Feature

South Africa: A return to the days of censorship

The “increasingly remote” African National Congress party drafted the bill so that anyone who exposes ANC corruption could face 25 years in prison, said Margie Orford at the Mail & Guardian.

Margie Orford
Mail & Guardian

South Africa is about to take a giant step back to the bad old days, said Margie Orford. Under the apartheid government, journalists and novelists were often jailed for what they said or wrote, particularly anything “they revealed about the injustices perpetrated by the state on its people.” Last week, the lower house of Parliament passed a bill on state secrets that once again criminalizes such reporting.

Embarrassed by a raft of abuse-of-power cases, the ruling but “increasingly remote” African National Congress party, which “has much to hide,” drafted the bill so that anyone who exposes ANC corruption could face 25 years in prison.
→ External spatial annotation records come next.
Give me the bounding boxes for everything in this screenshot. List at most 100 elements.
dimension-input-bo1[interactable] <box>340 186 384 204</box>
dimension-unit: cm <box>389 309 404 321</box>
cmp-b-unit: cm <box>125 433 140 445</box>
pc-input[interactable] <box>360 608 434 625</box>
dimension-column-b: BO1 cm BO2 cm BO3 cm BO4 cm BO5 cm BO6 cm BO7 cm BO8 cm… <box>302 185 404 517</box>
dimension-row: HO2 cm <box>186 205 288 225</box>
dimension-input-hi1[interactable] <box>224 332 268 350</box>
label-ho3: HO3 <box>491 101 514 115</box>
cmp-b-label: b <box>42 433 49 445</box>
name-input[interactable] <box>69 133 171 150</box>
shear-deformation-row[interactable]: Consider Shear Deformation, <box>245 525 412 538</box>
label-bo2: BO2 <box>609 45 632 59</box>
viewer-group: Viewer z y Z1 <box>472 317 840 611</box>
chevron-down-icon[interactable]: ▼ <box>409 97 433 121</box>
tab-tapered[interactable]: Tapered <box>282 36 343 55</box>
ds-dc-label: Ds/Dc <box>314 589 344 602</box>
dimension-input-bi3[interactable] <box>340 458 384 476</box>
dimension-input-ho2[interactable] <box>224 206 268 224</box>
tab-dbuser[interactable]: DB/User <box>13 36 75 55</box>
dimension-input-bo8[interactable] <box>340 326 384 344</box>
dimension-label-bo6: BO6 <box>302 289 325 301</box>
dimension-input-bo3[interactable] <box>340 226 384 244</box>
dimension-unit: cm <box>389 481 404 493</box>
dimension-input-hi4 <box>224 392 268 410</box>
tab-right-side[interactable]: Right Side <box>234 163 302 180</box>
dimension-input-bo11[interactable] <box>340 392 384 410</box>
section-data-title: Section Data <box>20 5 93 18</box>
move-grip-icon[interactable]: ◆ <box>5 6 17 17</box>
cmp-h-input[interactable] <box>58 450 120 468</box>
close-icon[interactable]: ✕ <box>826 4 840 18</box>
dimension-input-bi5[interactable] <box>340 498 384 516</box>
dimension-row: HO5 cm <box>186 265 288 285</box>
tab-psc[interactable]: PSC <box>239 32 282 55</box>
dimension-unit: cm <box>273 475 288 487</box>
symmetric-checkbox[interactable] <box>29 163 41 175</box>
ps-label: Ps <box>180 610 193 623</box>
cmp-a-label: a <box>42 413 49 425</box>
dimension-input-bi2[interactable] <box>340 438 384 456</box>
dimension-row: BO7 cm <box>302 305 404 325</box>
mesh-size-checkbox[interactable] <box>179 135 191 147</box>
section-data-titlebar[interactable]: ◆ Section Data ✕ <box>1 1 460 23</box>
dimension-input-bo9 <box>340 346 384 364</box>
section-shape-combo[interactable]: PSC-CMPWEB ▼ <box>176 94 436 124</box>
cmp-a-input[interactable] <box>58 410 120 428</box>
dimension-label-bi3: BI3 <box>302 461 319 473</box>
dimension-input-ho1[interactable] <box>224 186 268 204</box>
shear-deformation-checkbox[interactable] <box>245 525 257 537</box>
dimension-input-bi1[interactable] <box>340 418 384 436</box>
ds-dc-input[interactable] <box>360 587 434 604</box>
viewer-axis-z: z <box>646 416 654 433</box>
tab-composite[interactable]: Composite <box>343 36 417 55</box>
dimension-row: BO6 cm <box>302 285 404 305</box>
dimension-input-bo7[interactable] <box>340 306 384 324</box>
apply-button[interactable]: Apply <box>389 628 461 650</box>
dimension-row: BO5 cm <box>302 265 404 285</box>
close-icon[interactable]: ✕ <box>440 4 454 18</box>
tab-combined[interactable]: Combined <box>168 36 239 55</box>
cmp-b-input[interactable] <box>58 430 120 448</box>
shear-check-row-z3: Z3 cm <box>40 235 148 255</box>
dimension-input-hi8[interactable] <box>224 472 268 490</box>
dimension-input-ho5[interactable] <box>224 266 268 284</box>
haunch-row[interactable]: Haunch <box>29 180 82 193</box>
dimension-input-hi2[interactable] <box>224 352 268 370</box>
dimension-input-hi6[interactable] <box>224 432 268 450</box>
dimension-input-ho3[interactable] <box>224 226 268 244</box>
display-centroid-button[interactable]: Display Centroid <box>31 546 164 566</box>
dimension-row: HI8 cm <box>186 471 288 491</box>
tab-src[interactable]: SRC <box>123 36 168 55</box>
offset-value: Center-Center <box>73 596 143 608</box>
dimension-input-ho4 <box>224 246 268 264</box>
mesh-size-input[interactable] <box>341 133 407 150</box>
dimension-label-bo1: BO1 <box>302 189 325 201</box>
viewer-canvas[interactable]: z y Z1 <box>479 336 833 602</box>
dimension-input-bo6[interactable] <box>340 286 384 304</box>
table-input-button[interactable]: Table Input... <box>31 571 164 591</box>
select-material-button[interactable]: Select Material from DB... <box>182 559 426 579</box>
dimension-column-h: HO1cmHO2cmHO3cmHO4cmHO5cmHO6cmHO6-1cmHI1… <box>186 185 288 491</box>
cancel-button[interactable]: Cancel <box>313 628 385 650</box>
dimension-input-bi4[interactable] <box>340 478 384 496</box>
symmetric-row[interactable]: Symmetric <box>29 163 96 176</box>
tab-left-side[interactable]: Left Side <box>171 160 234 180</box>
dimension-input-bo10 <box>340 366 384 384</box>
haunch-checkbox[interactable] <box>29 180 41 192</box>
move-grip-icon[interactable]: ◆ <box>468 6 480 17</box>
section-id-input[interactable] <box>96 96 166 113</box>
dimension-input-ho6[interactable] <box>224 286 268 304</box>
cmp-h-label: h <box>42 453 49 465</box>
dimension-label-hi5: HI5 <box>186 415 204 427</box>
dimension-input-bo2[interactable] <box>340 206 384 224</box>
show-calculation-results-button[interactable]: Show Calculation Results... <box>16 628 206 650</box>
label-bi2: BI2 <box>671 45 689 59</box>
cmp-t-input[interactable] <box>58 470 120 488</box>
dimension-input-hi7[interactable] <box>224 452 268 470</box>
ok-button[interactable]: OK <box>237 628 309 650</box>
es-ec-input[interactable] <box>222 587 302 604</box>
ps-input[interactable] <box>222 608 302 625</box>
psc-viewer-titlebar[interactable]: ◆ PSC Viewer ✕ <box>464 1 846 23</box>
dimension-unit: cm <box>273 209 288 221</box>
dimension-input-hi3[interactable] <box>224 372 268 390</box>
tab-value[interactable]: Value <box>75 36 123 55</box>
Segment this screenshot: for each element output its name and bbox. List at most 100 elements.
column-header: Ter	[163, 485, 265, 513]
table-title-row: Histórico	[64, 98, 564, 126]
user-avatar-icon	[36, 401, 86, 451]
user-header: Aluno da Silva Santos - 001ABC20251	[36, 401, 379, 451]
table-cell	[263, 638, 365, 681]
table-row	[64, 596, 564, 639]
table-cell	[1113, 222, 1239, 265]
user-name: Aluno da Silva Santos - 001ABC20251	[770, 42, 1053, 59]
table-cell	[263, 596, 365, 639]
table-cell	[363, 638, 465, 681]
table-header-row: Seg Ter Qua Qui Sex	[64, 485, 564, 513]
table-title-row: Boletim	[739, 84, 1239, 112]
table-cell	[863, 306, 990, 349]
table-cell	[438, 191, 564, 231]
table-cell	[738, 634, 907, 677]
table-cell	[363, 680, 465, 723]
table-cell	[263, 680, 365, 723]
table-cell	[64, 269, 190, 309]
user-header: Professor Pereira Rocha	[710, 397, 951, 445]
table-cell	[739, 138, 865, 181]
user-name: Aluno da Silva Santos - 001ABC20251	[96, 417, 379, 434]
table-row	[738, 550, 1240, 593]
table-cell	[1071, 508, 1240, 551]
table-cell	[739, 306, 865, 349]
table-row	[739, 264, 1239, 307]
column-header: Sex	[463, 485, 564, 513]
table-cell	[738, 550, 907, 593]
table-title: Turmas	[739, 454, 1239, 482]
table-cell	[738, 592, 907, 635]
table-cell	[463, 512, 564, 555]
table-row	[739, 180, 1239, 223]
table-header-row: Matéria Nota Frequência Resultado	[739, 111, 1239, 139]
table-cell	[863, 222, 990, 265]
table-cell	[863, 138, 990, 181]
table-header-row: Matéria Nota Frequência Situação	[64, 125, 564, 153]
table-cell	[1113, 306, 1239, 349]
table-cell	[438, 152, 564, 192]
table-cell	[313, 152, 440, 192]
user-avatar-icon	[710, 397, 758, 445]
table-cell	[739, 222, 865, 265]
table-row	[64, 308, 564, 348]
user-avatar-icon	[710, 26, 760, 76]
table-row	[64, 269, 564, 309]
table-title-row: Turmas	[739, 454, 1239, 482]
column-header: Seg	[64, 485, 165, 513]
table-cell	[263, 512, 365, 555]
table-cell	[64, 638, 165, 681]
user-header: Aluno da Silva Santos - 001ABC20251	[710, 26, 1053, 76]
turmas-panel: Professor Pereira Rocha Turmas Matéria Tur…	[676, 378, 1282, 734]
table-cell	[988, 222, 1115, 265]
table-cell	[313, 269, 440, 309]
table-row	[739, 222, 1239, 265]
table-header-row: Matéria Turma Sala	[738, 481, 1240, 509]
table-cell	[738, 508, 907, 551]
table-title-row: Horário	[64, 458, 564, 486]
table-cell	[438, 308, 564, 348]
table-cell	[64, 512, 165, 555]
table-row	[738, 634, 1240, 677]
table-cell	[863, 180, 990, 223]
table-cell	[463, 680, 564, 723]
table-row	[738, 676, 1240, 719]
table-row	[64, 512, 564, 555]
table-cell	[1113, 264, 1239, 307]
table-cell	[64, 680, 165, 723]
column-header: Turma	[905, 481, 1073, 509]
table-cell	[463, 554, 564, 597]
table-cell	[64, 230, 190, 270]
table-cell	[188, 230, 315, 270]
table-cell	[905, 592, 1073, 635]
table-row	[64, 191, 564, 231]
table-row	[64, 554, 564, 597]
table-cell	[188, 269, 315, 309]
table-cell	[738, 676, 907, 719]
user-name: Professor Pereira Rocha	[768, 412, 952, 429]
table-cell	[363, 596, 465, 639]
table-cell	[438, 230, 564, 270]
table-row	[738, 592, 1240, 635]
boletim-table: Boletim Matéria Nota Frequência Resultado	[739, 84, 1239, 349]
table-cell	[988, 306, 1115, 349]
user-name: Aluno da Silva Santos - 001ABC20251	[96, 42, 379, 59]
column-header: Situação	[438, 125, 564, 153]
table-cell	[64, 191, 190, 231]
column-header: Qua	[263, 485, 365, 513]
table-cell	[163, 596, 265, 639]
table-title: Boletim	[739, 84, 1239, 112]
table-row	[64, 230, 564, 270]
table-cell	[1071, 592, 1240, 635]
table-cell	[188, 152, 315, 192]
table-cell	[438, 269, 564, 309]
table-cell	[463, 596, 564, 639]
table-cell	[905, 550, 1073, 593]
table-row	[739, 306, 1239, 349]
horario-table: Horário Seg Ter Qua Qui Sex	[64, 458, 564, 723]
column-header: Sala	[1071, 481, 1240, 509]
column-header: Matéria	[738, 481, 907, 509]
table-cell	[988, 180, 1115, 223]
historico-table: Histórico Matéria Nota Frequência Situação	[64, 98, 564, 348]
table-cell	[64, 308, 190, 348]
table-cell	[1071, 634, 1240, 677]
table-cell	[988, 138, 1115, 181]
If this bill is passed by the upper house and becomes law, as is likely, it will mean a “return to the brutal forms of censorship, state control, and bullying” that we shed not two decades ago.

Fortunately, South Africans are not sitting passively. Not only journalists, but trade unionists, opposition legislators, and thousands of ordinary citizens have demonstrated against the secrecy bill, and many constitutional scholars believe it may be struck down by the constitutional court. Let’s hope so. Because the secrecy bill is “a jackboot directed at the face” of human rights in our young democracy.